Perdue v. City Council of Augusta

225 S.E.2d 62 | Ga. Ct. App. | 1976

137 Ga. App. 702 (1976)
225 S.E.2d 62

PERDUE
v.
CITY COUNCIL OF AUGUSTA et al.

51692.

Court of Appeals of Georgia.

Submitted January 9, 1976.
Decided January 9, 1976.
Rehearing Denied February 18, 1976.

Jay M. Sawilowsky, for appellant.

Fulcher, Hagler, Harper & Reed, N. William Pettys, Jr., for appellees.

EVANS, Judge.

Annie Pearl Purdue was injured and damaged on an Augusta bus when the city bus driver suddenly braked the vehicle in such manner as to throw her against a metal bar in the front of the bus. She sued the Augusta Coach Company and the City Council of Augusta.

One of the defenses of the City of Augusta was that the plaintiff had failed to file a proper claim with the mayor and council within six months as required by Code Ann. § 69-308. The city contends this was a condition precedent to be performed before this action could be brought and contends therefore the action is barred by law and should be dismissed.

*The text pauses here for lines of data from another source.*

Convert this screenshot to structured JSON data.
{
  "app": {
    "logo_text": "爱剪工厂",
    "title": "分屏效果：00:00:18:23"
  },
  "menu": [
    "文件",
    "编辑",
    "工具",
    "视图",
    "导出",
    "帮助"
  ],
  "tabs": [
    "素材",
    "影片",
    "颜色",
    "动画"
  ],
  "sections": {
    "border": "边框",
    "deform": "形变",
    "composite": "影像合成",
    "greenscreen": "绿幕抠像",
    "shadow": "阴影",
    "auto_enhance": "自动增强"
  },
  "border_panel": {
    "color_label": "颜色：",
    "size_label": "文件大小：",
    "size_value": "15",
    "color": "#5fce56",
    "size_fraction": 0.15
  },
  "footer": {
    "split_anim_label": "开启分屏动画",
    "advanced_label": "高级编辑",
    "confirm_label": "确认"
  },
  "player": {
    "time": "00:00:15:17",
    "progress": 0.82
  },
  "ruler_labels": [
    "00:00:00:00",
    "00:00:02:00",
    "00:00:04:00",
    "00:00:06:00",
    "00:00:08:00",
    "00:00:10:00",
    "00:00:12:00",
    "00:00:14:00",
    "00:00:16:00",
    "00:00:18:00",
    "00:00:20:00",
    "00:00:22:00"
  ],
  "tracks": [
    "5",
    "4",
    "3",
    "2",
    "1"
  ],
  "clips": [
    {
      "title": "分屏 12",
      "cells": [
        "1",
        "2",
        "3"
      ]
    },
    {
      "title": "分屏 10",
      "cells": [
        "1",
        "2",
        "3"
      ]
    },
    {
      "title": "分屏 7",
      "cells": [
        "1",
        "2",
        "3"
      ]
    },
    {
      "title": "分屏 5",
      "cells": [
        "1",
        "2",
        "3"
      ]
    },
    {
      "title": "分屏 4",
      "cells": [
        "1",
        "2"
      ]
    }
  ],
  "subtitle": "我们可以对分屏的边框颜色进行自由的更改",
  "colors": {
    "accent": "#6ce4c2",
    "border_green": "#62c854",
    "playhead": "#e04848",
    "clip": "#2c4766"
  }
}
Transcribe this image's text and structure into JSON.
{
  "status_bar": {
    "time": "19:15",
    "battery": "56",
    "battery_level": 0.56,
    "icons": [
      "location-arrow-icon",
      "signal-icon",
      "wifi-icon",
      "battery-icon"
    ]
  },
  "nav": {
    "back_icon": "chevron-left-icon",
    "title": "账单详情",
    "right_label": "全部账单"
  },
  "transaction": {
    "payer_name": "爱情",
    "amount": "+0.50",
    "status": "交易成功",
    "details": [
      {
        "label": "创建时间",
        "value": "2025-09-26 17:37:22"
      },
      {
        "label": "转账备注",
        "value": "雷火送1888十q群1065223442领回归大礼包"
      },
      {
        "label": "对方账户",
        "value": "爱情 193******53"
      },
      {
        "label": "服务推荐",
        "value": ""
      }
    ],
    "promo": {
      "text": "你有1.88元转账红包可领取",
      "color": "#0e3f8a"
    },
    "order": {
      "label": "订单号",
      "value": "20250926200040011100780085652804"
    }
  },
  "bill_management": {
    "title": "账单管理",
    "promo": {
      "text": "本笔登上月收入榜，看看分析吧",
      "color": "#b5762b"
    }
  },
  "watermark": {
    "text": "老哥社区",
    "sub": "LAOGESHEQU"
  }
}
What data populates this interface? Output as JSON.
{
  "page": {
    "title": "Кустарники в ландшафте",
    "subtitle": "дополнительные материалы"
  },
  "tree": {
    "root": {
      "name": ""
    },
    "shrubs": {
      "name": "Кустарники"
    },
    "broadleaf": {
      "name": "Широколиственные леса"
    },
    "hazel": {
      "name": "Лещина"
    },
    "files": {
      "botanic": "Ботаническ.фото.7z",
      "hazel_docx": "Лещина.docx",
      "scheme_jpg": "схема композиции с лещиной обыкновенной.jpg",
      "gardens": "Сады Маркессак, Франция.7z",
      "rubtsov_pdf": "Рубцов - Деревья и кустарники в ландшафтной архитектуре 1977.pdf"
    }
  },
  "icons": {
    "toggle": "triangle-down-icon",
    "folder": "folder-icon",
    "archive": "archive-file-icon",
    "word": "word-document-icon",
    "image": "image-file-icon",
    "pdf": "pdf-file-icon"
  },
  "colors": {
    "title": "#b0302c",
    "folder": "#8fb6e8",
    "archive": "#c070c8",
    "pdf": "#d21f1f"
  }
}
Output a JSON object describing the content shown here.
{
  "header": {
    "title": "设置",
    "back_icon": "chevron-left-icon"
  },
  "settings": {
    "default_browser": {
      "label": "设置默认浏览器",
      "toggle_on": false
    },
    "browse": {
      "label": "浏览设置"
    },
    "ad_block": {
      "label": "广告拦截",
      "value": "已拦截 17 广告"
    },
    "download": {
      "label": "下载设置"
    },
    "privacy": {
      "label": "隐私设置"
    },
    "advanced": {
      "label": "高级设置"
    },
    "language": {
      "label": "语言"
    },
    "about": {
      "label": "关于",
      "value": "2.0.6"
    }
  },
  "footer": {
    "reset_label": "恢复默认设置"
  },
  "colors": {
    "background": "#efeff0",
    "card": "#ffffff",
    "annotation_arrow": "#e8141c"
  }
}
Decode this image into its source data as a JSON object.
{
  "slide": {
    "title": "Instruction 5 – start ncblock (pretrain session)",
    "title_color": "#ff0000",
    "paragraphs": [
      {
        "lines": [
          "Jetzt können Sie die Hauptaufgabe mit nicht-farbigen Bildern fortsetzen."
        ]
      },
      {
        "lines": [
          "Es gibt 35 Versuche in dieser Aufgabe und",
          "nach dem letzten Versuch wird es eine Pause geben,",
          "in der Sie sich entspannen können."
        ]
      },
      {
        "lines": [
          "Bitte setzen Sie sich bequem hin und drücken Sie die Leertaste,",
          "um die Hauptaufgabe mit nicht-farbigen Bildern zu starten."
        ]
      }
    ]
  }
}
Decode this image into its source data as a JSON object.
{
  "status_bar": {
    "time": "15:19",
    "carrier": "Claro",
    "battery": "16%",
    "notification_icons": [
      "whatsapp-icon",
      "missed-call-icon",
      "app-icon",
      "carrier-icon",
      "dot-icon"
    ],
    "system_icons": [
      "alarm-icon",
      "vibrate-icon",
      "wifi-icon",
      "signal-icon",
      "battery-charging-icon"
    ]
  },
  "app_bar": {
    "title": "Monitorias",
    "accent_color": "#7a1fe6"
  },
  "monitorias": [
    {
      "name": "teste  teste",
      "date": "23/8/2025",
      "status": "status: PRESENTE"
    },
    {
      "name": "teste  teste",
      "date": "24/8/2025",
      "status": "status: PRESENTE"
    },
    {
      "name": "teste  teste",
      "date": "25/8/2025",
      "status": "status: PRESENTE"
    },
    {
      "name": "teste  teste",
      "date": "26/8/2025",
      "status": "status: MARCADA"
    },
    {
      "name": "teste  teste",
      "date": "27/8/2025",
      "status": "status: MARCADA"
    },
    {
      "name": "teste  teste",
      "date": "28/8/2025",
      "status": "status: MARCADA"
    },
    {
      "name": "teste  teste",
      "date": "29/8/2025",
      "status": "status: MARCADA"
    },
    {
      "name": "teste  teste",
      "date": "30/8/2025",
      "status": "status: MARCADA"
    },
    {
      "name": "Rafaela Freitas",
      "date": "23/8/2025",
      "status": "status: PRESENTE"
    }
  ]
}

The Augusta Coach Company answered, setting forth that it had sold all assets and buses to the City Council of Augusta and was not a proper party and that it should be dismissed.

After discovery, both defendants moved for summary judgment. The court dismissed both defendants holding *703 the Augusta Coach Company was an improper party and that the plaintiff had failed to comply with the notice provision required by Code Ann. § 69-308 in that the notice was given to the municipal corporation more than 6 months after the date of the injury. Plaintiff appeals. Held:

1. Plaintiff does not complain of dismissal of the Augusta Coach Company. But it argues that as the City of Augusta does not have immunity in this case, because it had obtained insurance as to coverage of its liability in this case, all as authorized by Code Ann. § 56-2437, by implication the law requiring notice to the municipality within six months of the injury was repealed.

2. Code Ann. § 69-308 has not been expressly repealed, and repeals by implication are not favored. See Code Ann. § 2-1916 (Constitution of 1945); Erwin v. Moore, 15 Ga. 361 (2); Morris v. City Council of Augusta, 201 Ga. 666, 672 (40 SE2d 710).

3. Counsel's argument is ingenious and we do not fail to credit him with going the last mile for his client, but we are not able to agree with him. Suppose we agreed he was right; that is, that where insurance coverage is provided for the municipality's liability, certain laws which ordinarily govern are not applicable because immunity must be construed broadly and generously in favor of the injured party. Then could he bring his suit 30 years after the injury and contend that immunity spread a mantle of protection over plaintiff and the municipality could not plead statute of limitation, because after all it was insured by an insurance company and the public taxpayer had nothing to lose? Or suppose he sought to introduce evidence ordinarily impermissible, could he insist that immunity by insurance coverage took away the defendant's ordinary rights of objection to inadmissible evidence.

4. We hold that Code Ann. § 69-308 is still the law irrespective of insurance coverage; and that it has not been changed by Code Ann. § 56-2437. Plaintiff having failed to give notice to the municipality within six months of the claim's origin, the court did not err in dismissing the complaint. See City of Atlanta v. Scott, 66 Ga. App. 257, 258 (18 SE2d 76); City of Barnesville v. Powell, 124 Ga. *704 App. 132 (1) (183 SE2d 55); Copeland v. Young, 133 Ga. App. 54, 55 (1) (209 SE2d 719); Thompson v. City of Atlanta, 219 Ga. 190, 191 (1) (132 SE2d 188).

Judgment affirmed. Pannell, P. J., and Marshall, J., concur.